Михаил Иванович спрыгнул на лед, постучал окованным концом подобранного на берегу рыбацкого шеста. Прикрыл ладонью, защищая от сверкавшей поверхности глаза, прикинул расстояние до противоположного берега. Если не одолеть, ледоход задержит на много
— Лед должен выдержать, Афанасий. Давай, пошли ходом, без задержки. Только врастяжку, не кучей. Пошел!
Они двинулись бегом, местами по хлынувшей поверх льда воде, лавируя между парящими полыньями. Был, конечно, немалый риск утопить косяк и утонуть самим, но инстинкт, верный глаз и расчет победили. Перевели весь табун и выбрались на берег.
Лошади тяжело дышали, нервно вздрагивали. Им дали немного овса, успокоили.

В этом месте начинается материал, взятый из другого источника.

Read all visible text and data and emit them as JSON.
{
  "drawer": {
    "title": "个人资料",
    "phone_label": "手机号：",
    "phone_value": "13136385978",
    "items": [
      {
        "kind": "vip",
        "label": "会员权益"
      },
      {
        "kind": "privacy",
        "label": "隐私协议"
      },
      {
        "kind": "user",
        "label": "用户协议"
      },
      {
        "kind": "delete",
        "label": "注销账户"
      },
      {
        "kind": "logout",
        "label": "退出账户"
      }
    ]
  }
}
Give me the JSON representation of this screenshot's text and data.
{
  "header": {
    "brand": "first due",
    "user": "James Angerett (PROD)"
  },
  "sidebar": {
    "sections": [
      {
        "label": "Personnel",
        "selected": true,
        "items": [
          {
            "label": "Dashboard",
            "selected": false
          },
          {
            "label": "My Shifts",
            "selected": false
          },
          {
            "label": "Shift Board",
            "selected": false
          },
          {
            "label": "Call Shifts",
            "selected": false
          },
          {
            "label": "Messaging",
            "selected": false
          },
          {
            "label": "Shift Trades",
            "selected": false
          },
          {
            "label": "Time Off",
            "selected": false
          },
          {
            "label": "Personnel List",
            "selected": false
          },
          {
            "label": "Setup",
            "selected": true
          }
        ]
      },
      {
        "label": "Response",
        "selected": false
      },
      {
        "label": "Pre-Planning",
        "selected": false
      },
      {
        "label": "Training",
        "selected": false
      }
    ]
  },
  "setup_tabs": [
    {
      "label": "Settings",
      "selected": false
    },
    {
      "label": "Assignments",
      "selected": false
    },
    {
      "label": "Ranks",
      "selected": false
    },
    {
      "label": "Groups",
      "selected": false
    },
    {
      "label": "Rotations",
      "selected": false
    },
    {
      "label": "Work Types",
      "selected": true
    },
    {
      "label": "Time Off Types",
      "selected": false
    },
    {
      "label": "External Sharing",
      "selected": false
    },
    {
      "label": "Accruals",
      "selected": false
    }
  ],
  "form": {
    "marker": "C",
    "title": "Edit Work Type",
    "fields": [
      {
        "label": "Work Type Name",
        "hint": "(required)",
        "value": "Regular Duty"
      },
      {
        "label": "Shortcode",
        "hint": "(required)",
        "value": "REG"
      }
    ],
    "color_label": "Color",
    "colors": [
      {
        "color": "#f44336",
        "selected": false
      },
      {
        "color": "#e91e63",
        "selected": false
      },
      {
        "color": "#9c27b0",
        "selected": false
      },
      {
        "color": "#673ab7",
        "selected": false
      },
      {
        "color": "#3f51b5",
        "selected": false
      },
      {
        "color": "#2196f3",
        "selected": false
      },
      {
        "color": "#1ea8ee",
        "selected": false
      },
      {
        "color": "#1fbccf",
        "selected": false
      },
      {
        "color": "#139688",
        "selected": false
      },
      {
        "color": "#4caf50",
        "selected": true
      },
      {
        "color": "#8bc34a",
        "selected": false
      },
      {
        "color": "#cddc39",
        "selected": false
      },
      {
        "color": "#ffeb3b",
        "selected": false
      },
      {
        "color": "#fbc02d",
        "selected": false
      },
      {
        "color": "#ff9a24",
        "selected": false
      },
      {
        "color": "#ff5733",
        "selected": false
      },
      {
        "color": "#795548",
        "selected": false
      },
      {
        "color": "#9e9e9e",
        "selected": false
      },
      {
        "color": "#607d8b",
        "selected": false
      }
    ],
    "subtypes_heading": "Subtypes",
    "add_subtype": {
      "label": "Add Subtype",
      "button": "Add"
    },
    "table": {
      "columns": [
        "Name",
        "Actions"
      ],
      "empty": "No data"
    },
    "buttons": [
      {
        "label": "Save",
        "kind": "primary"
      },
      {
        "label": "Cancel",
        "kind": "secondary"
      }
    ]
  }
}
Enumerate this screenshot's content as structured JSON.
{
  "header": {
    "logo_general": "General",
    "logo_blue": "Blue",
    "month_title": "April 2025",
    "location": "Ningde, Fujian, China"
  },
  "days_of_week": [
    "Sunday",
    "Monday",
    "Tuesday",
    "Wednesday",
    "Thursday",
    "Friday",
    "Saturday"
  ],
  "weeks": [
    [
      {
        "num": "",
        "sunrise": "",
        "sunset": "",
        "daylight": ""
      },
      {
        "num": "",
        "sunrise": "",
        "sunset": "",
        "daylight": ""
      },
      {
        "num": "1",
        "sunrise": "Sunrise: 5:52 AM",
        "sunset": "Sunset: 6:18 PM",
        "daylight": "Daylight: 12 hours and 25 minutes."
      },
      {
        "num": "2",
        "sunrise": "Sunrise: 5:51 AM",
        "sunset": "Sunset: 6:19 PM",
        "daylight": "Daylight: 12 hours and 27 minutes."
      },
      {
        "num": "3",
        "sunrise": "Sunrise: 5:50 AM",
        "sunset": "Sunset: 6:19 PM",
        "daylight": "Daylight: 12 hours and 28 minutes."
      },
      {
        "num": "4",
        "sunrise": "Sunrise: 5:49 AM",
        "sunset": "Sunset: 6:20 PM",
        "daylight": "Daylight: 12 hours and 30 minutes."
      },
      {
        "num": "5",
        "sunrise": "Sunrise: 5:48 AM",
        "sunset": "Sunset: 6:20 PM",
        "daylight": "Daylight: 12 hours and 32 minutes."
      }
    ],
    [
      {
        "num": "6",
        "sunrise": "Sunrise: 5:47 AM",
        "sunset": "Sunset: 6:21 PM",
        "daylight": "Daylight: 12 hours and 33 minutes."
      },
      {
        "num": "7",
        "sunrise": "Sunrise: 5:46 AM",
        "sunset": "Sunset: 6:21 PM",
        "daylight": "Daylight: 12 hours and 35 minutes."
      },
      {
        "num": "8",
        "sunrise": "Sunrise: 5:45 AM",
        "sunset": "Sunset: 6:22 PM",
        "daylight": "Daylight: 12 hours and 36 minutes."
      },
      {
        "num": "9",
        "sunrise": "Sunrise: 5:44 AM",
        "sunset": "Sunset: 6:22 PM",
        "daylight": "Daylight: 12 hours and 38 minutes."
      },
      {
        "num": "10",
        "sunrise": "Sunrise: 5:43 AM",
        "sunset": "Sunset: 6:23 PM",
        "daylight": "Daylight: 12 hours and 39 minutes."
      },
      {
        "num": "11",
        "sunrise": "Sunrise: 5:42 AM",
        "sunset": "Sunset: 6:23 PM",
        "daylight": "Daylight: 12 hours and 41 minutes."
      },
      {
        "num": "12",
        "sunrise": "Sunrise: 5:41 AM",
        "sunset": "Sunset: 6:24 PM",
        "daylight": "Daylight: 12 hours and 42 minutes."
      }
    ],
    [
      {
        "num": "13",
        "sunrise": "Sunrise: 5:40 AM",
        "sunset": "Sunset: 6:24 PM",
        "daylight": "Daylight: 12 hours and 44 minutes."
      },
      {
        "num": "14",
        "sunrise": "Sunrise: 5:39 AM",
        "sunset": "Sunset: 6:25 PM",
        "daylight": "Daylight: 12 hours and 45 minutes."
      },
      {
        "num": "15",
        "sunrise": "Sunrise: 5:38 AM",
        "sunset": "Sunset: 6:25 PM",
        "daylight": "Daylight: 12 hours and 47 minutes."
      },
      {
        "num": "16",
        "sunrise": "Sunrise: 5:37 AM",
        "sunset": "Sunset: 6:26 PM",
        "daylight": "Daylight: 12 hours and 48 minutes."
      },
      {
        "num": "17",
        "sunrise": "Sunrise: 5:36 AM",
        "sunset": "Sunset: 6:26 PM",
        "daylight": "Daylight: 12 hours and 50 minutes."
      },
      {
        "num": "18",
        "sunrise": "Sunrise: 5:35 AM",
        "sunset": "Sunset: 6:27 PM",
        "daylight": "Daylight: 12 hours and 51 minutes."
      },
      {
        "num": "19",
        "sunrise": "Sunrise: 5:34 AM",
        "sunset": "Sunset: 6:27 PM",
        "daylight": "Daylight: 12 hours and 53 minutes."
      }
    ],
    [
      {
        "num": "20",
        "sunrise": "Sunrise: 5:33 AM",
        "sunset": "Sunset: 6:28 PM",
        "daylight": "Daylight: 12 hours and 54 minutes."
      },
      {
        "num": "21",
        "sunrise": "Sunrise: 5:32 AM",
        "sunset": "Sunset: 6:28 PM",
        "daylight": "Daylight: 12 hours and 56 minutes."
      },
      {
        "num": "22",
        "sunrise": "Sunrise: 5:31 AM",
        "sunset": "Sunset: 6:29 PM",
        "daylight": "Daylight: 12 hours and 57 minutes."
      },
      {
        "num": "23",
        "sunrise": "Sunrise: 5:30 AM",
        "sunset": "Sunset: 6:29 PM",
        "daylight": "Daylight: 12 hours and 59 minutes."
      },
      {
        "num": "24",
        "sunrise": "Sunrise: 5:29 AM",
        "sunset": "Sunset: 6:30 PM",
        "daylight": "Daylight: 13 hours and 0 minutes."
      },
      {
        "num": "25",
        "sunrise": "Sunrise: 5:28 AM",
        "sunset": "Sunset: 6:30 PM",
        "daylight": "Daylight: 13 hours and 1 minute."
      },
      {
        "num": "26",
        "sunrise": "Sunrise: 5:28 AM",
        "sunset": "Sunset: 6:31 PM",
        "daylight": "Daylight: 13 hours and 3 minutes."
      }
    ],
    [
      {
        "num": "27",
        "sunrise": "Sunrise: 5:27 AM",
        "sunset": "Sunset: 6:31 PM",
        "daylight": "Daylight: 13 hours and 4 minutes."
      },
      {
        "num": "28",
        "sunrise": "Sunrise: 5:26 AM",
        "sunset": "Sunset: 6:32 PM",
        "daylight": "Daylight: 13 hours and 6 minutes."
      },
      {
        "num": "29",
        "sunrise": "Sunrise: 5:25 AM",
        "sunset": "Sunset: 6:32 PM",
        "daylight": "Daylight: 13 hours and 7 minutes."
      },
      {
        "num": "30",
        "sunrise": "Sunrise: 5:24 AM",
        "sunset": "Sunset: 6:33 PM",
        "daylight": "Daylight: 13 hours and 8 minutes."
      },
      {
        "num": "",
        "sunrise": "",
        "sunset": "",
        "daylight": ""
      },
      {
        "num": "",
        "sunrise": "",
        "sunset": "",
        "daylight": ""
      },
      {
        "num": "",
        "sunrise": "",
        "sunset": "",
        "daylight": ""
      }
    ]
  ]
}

И только потом собрали плавник, разложили костер — нужно было обсушиться, вскипятить чаю. Мокрые и продрогшие начали переобуваться у огня.
Чайник стал напевать, как вдруг позади раздался приглушенный треск. Оба вскочили, оглянулись и замерли: Селенга качнулась, загрохотала и двинулась в Байкал. Лед тронулся!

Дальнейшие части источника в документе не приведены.